I am good at my job. Some might say I’m the best. If there were someone better, you wouldn’t know who they were either. There could be dozens of us or none of us. The idea is we never know and nor do you.

“And that’s how I obtained intelligence that saved over a million human and Kitari lives,” I finish my little speech of half-truths and minor inaccuracies.

There’s a round of applause. I’m here recruiting for the Secret Service as part of my final tour. The secrecy around my identity has been removed and I am being hailed as the hero it is now convenient for me to be. At twenty-six, science tells me that my fertility will soon begin to decline. I have decided to take early retirement and pursue something more wholesome: family.

Half the students at the Authority Academy want to be Secret Service. We take maybe three applicants a year and most years all of them are rejected. It’s not for want of intelligence or work ethic, it’s because this job involves becoming disconnected from everyone and everything, and most psychologically healthy people cannot do that without going absolutely mad.

“Any questions?”

A virtual forest of hands shoots up around me. I nod in the direction of an eager young man who looks as though he stepped out of an Authority recruitment commercial. He’s a plant.

“What’s the best mission you ever did?”

Obviously, I can’t answer that question, but I have an answer prepared anyway. I tell them the time I infiltrated the planet of our greatest enemies, the Dinavri, while dressed as a post box. It’s not actually accurate to what happened, but it’s also not inaccurate. Humans are not tolerated on the Dinavri homeworld, and females are regarded as less than second class citizens. They are objects for use or display.

“So, I made myself an object and hid in plain view,” I say with a smile, pleased with my word play and the irony of the tale.

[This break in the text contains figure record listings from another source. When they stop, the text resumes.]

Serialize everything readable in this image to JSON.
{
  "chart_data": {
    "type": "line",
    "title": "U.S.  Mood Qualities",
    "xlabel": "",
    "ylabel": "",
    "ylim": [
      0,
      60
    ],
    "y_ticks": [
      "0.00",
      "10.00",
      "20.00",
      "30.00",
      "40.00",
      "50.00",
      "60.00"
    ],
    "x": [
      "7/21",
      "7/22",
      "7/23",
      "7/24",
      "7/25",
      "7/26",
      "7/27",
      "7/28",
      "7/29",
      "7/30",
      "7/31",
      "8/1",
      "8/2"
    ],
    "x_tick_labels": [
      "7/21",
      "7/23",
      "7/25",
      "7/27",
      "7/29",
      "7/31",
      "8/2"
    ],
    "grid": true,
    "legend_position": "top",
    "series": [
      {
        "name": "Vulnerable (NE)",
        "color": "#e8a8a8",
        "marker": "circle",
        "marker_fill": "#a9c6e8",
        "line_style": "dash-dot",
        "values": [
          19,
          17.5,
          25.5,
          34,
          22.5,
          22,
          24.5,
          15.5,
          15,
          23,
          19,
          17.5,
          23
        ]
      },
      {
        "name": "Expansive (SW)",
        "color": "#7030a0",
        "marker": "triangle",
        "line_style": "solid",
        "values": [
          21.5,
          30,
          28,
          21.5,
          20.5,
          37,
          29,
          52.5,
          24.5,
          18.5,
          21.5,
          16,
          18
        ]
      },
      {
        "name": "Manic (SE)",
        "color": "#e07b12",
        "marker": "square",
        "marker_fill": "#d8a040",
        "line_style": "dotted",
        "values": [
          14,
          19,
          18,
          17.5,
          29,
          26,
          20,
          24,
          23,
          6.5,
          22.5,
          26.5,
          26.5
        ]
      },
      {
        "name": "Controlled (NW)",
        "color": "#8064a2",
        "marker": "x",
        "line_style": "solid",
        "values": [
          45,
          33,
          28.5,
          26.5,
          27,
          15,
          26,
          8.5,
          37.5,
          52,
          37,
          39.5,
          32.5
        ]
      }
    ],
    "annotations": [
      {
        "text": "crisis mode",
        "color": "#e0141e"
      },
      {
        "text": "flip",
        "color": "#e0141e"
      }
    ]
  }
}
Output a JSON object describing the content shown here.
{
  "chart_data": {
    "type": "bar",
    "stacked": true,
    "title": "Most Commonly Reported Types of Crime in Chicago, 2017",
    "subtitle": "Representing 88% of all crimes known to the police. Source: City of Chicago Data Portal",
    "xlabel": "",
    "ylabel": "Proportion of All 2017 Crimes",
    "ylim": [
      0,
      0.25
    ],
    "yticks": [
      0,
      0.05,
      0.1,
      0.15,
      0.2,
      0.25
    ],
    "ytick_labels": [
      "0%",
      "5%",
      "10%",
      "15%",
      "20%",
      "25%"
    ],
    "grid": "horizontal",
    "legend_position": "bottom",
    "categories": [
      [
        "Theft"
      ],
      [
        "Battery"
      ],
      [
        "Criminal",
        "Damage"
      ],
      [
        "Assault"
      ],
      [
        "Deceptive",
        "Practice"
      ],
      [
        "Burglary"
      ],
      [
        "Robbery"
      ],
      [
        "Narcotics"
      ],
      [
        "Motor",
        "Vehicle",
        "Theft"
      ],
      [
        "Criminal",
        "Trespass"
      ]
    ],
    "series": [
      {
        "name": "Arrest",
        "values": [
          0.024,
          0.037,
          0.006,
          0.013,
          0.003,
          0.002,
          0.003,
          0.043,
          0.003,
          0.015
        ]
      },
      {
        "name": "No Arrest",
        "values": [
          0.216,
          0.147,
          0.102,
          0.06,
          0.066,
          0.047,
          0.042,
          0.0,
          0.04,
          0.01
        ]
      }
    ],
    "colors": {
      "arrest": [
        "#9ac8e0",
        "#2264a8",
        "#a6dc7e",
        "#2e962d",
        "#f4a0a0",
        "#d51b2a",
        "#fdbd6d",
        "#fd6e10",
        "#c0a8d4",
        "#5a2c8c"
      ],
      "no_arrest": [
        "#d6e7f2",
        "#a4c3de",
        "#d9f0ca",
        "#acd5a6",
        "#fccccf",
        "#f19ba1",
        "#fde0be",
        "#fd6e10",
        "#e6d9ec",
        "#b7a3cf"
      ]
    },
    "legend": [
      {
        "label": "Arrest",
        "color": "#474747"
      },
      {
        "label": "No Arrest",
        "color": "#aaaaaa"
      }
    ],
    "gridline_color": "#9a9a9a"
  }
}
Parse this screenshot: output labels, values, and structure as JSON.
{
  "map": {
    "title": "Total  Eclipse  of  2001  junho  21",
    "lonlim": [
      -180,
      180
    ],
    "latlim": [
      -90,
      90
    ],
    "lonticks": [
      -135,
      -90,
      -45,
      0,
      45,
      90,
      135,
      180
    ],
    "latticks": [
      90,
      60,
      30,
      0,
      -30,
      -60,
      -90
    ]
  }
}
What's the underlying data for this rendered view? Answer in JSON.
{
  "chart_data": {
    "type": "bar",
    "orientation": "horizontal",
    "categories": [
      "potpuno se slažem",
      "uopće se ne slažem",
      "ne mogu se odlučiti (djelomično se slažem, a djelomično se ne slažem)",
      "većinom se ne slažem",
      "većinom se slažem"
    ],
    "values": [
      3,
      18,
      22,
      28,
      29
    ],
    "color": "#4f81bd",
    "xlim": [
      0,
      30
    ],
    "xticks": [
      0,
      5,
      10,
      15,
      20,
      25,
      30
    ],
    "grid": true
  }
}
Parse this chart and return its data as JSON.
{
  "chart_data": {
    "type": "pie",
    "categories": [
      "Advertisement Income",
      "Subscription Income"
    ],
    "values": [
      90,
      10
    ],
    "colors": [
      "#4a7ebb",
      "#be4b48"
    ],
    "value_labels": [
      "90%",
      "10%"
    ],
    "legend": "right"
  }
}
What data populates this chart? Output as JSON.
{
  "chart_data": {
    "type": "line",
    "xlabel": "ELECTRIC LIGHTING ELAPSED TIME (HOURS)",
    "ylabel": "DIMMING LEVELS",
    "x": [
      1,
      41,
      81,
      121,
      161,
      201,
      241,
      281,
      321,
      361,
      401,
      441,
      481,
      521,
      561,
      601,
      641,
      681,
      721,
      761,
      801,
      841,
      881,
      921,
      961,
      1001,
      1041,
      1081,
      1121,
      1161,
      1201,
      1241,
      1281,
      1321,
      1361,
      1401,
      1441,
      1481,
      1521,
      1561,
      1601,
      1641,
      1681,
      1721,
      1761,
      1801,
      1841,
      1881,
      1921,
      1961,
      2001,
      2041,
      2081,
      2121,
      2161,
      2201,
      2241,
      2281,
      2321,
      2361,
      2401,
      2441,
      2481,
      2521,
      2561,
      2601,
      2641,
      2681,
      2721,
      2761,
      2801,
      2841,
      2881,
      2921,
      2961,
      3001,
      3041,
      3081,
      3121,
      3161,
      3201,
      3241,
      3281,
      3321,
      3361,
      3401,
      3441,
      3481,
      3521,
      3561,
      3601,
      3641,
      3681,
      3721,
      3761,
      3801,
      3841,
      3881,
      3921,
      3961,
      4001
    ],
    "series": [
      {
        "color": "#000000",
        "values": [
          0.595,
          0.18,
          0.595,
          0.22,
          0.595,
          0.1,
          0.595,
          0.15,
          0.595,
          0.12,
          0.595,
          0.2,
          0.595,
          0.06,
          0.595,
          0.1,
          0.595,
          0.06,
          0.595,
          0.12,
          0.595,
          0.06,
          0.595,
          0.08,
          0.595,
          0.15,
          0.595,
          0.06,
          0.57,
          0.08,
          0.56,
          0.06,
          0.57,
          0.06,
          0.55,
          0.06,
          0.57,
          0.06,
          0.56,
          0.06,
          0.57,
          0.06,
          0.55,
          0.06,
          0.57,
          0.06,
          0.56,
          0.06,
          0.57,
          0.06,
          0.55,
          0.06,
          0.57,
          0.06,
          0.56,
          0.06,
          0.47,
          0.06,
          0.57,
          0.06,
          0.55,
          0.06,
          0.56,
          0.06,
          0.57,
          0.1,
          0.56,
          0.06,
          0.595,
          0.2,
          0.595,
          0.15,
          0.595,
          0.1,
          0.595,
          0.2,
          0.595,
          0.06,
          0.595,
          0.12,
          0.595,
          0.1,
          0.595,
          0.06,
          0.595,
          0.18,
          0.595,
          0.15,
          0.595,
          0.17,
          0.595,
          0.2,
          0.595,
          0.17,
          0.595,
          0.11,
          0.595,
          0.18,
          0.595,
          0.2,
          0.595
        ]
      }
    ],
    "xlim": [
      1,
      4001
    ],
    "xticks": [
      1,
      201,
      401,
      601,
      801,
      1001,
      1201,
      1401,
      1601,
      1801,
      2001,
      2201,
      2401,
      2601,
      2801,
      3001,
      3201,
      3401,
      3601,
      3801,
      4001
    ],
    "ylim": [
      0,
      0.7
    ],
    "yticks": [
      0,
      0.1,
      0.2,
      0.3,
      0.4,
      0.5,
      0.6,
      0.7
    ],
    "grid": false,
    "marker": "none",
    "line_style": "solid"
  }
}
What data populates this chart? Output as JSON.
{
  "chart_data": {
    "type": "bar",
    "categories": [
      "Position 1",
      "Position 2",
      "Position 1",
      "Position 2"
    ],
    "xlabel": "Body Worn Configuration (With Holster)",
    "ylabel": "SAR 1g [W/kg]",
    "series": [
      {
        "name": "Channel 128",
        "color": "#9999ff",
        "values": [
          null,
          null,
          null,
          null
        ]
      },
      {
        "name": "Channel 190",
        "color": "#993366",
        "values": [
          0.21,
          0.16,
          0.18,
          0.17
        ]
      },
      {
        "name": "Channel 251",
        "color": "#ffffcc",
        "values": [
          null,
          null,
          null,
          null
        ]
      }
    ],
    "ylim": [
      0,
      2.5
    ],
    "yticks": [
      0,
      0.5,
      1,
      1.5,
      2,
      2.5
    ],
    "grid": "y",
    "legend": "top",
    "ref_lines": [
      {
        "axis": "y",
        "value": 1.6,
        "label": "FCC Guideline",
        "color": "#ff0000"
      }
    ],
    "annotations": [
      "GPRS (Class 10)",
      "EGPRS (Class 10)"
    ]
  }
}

They laugh, amused that the Authority’s greatest enemies are stupid enough to fall for a person pretending to be an object.

I’m not personally convinced I ever deceived them. Perhaps I did, for a time, but in the end, I was caught and traded. What truly saved me was the fact that I had a disguise beneath my disguise. When the post box was removed, I appeared to be a human male, complete with beard, mustache, and prosthetics to bulk out my build. If they’d had any idea I was a woman… What would have happened to me would have been absolutely unspeakable.

That question is the first of many seemingly endless inquiries covering everything from how bad torture really is (quite bad) to what do you eat while on a mission (whatever you can.)